Kursk Work Approaches Next Stage

Divers working on the sunken Kursk submarine began piercing the last of 26 holes in the vessel's hull Tuesday, as a barge carrying equipment for the next phase of the salvage effort neared the disaster site, officials said.

For several weeks, the international team working in the Barents Sea has been cutting holes that will be used to attach steel cables to the vessel to hoist it to the surface.

Meanwhile, the Carrier barge, bearing equipment needed to separate the submarine's first compartment from the rest of the vessel, was making its way from the Norwegian port of Kirkenes and was expected to arrive at the Kursk site Wednesday, navy spokesman Igor Dygalo said in a statement.

The first compartment — mangled by the explosion that sank the Kursk last August, killing all 118 crewmen — will be left behind when the Kursk is raised.

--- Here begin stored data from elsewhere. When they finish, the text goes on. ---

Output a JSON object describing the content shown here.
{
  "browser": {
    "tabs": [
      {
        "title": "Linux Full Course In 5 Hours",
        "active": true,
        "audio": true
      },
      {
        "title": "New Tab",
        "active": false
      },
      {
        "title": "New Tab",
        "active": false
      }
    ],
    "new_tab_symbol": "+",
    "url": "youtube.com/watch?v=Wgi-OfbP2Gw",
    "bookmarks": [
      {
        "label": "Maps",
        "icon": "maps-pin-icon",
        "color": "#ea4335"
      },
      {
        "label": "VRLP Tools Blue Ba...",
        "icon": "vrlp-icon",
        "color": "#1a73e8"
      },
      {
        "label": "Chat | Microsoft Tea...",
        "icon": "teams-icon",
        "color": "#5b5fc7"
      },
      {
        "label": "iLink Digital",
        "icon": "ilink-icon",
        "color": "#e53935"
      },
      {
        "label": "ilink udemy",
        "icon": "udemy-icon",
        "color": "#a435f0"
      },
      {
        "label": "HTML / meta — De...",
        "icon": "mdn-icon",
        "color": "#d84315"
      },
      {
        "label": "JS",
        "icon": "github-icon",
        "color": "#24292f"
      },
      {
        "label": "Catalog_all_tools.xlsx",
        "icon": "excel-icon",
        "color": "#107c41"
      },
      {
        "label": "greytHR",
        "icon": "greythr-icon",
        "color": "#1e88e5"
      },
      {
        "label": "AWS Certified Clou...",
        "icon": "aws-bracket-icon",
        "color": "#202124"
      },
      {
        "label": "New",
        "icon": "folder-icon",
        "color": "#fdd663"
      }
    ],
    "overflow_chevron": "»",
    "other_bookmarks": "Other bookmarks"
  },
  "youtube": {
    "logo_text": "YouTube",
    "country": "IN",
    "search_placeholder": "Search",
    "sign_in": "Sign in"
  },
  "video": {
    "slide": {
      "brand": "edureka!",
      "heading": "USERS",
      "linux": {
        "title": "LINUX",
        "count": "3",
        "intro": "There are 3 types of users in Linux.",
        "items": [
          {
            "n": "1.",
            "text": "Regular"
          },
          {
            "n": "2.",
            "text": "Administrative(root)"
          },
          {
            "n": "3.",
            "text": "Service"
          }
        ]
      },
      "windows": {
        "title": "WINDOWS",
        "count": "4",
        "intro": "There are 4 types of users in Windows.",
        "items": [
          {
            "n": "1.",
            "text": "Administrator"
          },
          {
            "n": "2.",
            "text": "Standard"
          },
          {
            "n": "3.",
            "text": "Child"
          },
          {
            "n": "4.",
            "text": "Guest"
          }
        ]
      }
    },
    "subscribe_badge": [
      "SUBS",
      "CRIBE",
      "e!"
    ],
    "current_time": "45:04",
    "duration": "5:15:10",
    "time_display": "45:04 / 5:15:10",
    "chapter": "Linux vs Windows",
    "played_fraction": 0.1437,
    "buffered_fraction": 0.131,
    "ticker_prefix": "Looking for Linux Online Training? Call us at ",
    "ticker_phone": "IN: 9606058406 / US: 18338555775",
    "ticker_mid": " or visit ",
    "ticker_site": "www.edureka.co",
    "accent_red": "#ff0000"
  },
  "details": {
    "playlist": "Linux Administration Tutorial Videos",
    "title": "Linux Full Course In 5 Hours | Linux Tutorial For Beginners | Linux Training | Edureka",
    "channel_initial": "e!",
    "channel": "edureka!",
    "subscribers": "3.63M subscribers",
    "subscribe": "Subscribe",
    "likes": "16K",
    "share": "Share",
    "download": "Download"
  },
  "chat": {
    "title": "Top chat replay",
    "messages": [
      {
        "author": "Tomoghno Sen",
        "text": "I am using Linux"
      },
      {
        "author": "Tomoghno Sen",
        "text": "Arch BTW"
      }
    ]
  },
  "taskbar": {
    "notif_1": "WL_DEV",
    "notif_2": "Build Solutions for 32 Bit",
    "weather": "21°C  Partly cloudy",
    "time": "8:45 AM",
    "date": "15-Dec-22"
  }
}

Russian officials say it could contain unexploded torpedoes.

Once the Carrier arrives, preparations for severing the fore section are expected to take about a week and the cutting should take two days, Vyacheslav Zakharov, spokesman for the Dutch company Mammoet, said in an interview posted on the official Kursk web site.

Zakharov said the navy had ruled out the possibility of an explosion in the first compartment during the cutting phase.

Foul weather has caused delays in the operation recently, but officials maintain they are sticking to the original schedule, according to which the Kursk should be lifted Sept. 15 and then towed to harbor.

In an interview that appeared Monday on, retired Vice Admiral Yevgeny Chernov, who spent 33 years working on nuclear submarines, said the rescue operation was based on "hasty decisions" and called it the work of "incompetent conmen" who want to cover up the cause of the accident.

"They can't even have their equipment moved to the place on time. But the weather in the area will get prohibitive within a couple of weeks. … I can only suspect that they never intended to raise the Kursk at all," Chernov was quoted as saying.